Dissolvo keeps getting mentioned. Look in Photos for the folder "TT + Water Soluble Paper".

http://tech.groups.yahoo.com/group/Homebrew_PCBs/message/27448

At 36 cents a page, it doesn't seem worth all the trouble of coating paper. Except at <$20 a gallon for that Elmer's clear washable school glue, it is probably pennies a page.

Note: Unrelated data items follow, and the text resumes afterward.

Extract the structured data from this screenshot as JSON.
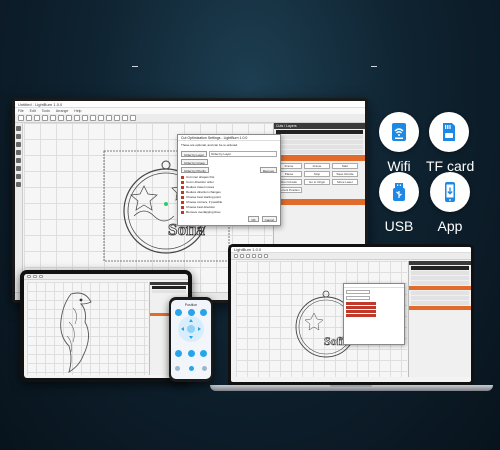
{
  "features": [
    {
      "label": "Wifi",
      "icon": "wifi-icon"
    },
    {
      "label": "TF card",
      "icon": "tf-card-icon"
    },
    {
      "label": "USB",
      "icon": "usb-icon"
    },
    {
      "label": "App",
      "icon": "app-icon"
    }
  ],
  "colors": {
    "accent_blue": "#1e88e5",
    "panel_orange": "#e06b2b",
    "background": "#0f2331"
  },
  "monitor_app": {
    "window_title": "Untitled - LightBurn 1.0.0",
    "menus": [
      "File",
      "Edit",
      "Tools",
      "Arrange",
      "Help"
    ],
    "panel_title": "Cuts / Layers",
    "panel_buttons": [
      "Frame",
      "Frame",
      "Start",
      "Pause",
      "Stop",
      "Save GCode",
      "Run GCode",
      "Go to Origin",
      "Move Laser",
      "Current Position"
    ],
    "dialog": {
      "title": "Cut Optimization Settings - LightBurn 1.0.0",
      "intro": "These are optional, and can be re-ordered.",
      "order_by_layer": "Order by Layer",
      "order_by_group": "Order by Group",
      "order_by_priority": "Order by Priority",
      "field": "Order by Layer",
      "remove_btn": "Remove",
      "options": [
        "Cut inner shapes first",
        "Cut in direction order",
        "Reduce travel moves",
        "Reduce direction changes",
        "Choose best starting point",
        "Choose corners, if possible",
        "Choose best direction",
        "Remove overlapping lines"
      ],
      "ok": "OK",
      "cancel": "Cancel"
    },
    "ornament_text": "Sofia"
  },
  "laptop_app": {
    "window_title": "LightBurn 1.0.0",
    "ornament_text": "Sofia"
  },
  "phone_app": {
    "title": "Position"
  }
}
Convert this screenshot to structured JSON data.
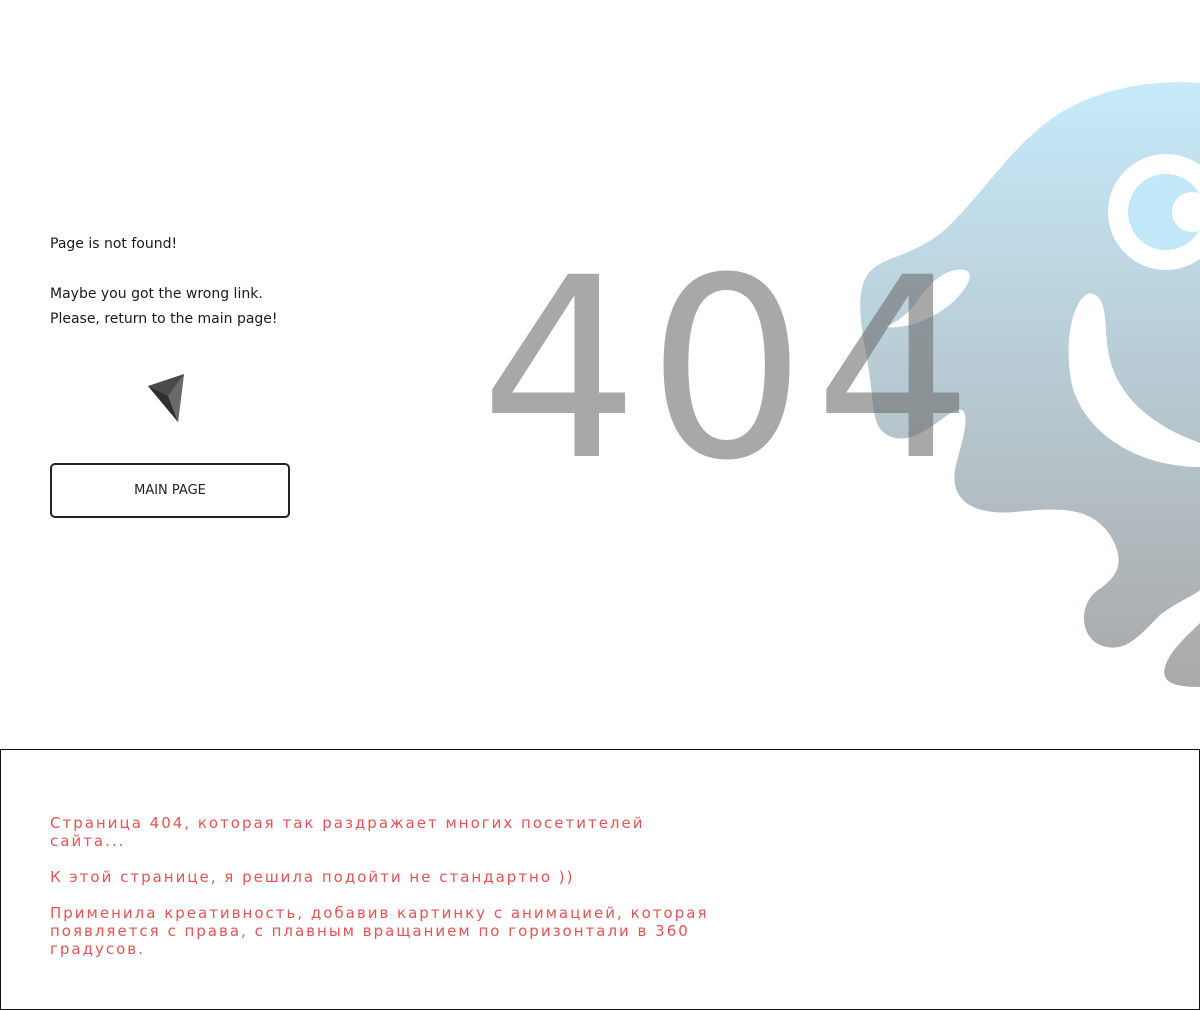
{
  "hero": {
    "title": "Page is not found!",
    "message_line1": "Maybe you got the wrong link.",
    "message_line2": "Please, return to the main page!",
    "icon": "paper-plane-icon",
    "button_label": "MAIN PAGE",
    "error_code": "404",
    "illustration": "octopus-blob-illustration"
  },
  "info": {
    "line1": "Страница 404, которая так раздражает многих посетителей сайта...",
    "line2": "К этой странице, я решила подойти не стандартно ))",
    "line3": "Применила креативность, добавив картинку с анимацией, которая появляется с права, с плавным вращанием по горизонтали в 360 градусов."
  },
  "colors": {
    "info_text": "#e55353",
    "blob_top": "#c6eafb",
    "blob_bottom": "#a9a9a9",
    "code": "#6e6e6e"
  }
}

> I purchased some Poly Vinyl Alcohol film which is intended to be used as
> an embroidery stabilizer. I got it by the metre from Spotlight and
> don't remember exactly which type it was - but it was one of this series:
>
> http://threads.madeira.de/threads/stabilizers-and-non-wovens/wash-away-stabilizers.html
>
> It is far too soft and flimsy to put through a laser printer. Even
> taping one edge to a sheet of card or paper would not work, since it is
> soft and prone to wrinkling.
>
> I couldn't find a way of bonding this to paper to make a transfer film.
> There seems to be no solvent other than water, and water rapidly
> dissolves it. I used a ~150C laminator (an unmodified Lowell LOOL28)
> and it only slightly attached itself to the paper.

Some of us have been printing on fabric by bonding it to freezer paper with an iron or heat press. Freezer paper has a thin coating of plastic that melts to the fabric with a somewhat light bond.

However, I think the waterproof properties of it would make removing the dissolving paper take a lot more time.